- Born: Christopher Binyon Sarofim 1963 (age 62–63)
- Education: Princeton University
- Occupation: Fund manager
- Title: Deputy chairman, Fayez Sarofim & Co.
- Spouses: ; Valerie Biggs ​(div. 2000)​ Courtney Lanier;
- Children: 3
- Parent(s): Fayez Sarofim Louisa Stude
- Relatives: Bob Lanier (father-in-law) Phillip Sarofim (brother)

= Christopher Sarofim =

American businessman and fund manager (born 1963)

Christopher Binyon Sarofim (born 1963) is an American businessman and fund manager.

He is the chairman of Fayez Sarofim & Co, president of Sarofim International Management Company, and a director of the Sarofim Group. On 23 April 2025 it was announced that he had joined the ownership group of Everton Football Club.

==Early life==
Christopher Sarofim is the eldest son of Fayez Sarofim and his first wife, Louisa Stude Sarofim. She is the daughter of Margaret and Herman Brown, the co-founder of Brown & Root.

Sarofim graduated from St. George's School in 1982, where he was on the board for nine years. Sarofim received a bachelor's degree in history from Princeton University in 1986.

==Career==
After graduating from Princeton, Sarofim worked in corporate finance for Goldman Sachs, and then joined Fayez Sarofim & Co. At Fayez Sarofim & Co., he worked as an associate (August 1988 – June 1993), then a Senior Associate (June 1993 – October 1994), a principal (October 1994 – September 1999), and vice president (September 1999 – September 2010).

Since 2010, he has been portfolio manager, vice chairman, and director of the company. He is a member of the firm's executive, finance, and investment committees, and president of their foreign advisory business, Sarofim International Management Company. He is on the board of directors of Wood Partners, a privately held real estate development company, and Kemper Corporation, a publicly traded insurance company.

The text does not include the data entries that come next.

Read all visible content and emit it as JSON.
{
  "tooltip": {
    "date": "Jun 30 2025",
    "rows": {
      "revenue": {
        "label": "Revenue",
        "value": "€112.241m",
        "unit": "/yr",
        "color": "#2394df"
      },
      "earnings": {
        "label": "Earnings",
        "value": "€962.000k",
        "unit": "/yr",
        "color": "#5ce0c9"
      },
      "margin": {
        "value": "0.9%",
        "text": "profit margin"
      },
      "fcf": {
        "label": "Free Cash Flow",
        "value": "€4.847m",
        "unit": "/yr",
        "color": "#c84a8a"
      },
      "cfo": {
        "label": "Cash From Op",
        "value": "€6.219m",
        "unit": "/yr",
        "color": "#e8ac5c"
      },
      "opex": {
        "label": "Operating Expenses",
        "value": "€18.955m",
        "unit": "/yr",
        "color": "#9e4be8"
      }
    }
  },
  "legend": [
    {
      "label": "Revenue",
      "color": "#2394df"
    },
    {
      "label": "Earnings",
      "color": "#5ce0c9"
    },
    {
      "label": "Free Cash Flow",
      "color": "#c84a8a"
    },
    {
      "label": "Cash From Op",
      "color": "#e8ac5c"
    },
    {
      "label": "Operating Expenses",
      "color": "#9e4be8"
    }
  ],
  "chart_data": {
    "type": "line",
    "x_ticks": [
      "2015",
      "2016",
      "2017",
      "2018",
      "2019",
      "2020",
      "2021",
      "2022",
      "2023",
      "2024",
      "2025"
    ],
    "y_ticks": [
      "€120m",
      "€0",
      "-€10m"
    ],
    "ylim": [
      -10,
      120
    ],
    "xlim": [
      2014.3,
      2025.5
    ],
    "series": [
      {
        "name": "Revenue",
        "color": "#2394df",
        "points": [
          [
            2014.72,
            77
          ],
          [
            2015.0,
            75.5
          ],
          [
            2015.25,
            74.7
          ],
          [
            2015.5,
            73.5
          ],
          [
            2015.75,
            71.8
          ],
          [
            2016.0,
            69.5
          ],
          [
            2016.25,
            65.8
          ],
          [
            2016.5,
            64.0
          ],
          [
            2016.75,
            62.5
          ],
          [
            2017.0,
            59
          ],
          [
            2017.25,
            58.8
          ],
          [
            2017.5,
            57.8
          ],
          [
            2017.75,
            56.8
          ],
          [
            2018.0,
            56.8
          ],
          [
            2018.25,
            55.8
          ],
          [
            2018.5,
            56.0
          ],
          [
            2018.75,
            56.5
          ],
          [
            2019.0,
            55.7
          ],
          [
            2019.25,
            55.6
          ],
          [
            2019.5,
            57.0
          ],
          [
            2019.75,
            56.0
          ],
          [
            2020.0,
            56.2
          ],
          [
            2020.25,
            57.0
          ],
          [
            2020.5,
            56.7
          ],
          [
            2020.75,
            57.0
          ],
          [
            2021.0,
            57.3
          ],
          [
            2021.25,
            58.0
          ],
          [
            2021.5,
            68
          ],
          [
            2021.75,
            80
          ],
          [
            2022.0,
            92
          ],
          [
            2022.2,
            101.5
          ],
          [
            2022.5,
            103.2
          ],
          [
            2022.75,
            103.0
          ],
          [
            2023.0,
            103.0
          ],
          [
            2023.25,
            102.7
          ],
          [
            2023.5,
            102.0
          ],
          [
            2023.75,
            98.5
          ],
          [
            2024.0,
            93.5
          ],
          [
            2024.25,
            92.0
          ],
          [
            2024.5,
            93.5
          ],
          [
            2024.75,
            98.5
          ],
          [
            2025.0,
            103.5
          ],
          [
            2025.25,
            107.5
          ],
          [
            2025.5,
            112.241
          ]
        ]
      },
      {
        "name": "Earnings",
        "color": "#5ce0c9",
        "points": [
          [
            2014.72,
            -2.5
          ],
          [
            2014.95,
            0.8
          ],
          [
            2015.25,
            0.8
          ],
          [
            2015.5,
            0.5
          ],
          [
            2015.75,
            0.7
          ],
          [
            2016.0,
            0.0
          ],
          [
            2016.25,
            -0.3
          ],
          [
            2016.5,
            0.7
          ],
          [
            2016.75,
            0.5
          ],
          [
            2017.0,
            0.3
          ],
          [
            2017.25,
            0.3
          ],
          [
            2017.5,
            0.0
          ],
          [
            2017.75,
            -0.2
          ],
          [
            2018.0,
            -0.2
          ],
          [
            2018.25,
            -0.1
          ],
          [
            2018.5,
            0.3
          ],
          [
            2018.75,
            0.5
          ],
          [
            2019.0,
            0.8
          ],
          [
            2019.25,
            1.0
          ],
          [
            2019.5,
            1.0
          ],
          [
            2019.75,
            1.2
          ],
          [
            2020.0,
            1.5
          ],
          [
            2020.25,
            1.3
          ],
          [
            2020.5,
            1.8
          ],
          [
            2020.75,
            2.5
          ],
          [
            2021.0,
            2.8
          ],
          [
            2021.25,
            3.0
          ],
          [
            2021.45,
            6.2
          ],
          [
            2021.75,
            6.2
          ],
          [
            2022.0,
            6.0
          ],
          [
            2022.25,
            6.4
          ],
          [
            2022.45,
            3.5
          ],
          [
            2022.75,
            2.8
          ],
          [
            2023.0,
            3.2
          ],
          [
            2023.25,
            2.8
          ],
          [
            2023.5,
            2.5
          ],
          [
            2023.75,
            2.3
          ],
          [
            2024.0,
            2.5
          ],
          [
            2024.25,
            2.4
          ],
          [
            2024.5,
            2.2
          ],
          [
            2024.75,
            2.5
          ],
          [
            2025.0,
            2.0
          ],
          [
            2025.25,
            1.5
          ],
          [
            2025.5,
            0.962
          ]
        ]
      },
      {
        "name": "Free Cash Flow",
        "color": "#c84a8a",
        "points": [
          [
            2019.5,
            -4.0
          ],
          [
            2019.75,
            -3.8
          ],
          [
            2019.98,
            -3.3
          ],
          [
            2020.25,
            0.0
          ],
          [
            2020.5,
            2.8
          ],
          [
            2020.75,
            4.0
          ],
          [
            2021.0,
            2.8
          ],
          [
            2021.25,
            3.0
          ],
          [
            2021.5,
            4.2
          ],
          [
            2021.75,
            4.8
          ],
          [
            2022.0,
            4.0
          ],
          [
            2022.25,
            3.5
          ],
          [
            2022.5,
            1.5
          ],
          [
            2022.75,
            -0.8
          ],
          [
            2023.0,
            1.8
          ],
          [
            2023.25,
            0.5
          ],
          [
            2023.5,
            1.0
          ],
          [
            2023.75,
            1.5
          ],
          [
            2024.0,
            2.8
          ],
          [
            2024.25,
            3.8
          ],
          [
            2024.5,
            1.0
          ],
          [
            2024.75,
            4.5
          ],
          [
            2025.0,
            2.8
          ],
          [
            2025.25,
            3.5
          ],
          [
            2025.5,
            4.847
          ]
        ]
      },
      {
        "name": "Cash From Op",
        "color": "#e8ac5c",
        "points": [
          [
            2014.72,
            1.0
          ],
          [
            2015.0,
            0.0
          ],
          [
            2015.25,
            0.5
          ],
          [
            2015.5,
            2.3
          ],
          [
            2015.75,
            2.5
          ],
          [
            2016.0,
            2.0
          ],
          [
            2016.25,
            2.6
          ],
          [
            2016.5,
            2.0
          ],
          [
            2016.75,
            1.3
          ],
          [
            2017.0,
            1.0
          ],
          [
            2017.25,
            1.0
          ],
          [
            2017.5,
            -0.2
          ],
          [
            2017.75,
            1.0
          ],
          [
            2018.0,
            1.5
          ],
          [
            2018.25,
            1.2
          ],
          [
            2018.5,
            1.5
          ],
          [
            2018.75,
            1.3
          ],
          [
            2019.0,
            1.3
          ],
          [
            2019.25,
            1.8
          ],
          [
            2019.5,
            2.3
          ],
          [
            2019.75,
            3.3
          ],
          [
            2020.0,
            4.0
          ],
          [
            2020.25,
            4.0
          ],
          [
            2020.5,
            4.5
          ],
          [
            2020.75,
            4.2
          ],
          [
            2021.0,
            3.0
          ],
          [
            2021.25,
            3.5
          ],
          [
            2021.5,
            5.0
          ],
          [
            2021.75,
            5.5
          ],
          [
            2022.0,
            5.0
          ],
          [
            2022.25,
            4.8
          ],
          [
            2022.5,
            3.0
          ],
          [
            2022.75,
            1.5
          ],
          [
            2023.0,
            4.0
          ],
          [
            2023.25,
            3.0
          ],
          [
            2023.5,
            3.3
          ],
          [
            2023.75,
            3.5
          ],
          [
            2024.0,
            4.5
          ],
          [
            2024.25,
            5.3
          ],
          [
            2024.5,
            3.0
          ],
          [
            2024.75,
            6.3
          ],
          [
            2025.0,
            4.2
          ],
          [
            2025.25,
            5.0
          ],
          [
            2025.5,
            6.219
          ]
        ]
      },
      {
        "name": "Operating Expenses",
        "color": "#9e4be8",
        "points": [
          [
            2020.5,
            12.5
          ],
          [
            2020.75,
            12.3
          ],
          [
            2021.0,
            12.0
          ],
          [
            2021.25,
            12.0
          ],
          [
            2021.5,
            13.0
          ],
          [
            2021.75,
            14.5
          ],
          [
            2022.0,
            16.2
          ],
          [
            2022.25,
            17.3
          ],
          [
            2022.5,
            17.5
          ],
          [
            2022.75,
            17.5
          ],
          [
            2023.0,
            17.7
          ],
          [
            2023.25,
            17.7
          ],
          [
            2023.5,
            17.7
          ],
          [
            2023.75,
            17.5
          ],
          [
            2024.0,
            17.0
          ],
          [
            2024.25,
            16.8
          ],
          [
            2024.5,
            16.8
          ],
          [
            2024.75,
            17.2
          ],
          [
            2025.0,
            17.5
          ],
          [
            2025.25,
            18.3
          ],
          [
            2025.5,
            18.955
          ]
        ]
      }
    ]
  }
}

Sarofim is a member of the board of trustees of The Brown Foundation, Inc and was on the board of the Texas Heart Institute. He is also on the Advisory Committee of the MD Anderson Cancer Center Board of Visitors, and is on the UTHealth development board. He is the deputy chairman of Fayez Sarofim & Co. He is the designated successor of Fayez Sarofim.

Sarofim was on the board of directors of the Georgia O'Keeffe museum.

He and his wife, Courtney, were 2017 Community Champions, supporting Texas Children's Cancer Center's annual Celebration of Champions. They also support The Texan French Alliance for the Arts, and are both donors to the Houston Cinema Arts Society, and other organizations.

In May 2019, the Sarofims invested in New York based designer Adam Lippes. In August 2020, Sarofim was appointed to the Baylor College of Medicine Board of Trustees.

==Personal life==
He was married to Valerie Biggs, and they divorced in 2000. They had a daughter together, who was later the subject of a custody battle.

Sarofim is now married to Courtney Lanier, stepdaughter of Elyse and Bob Lanier, former mayor of Houston. Since 2010, she has been a partner at Sima Capital LLC, an alternative investments firm. They have two children.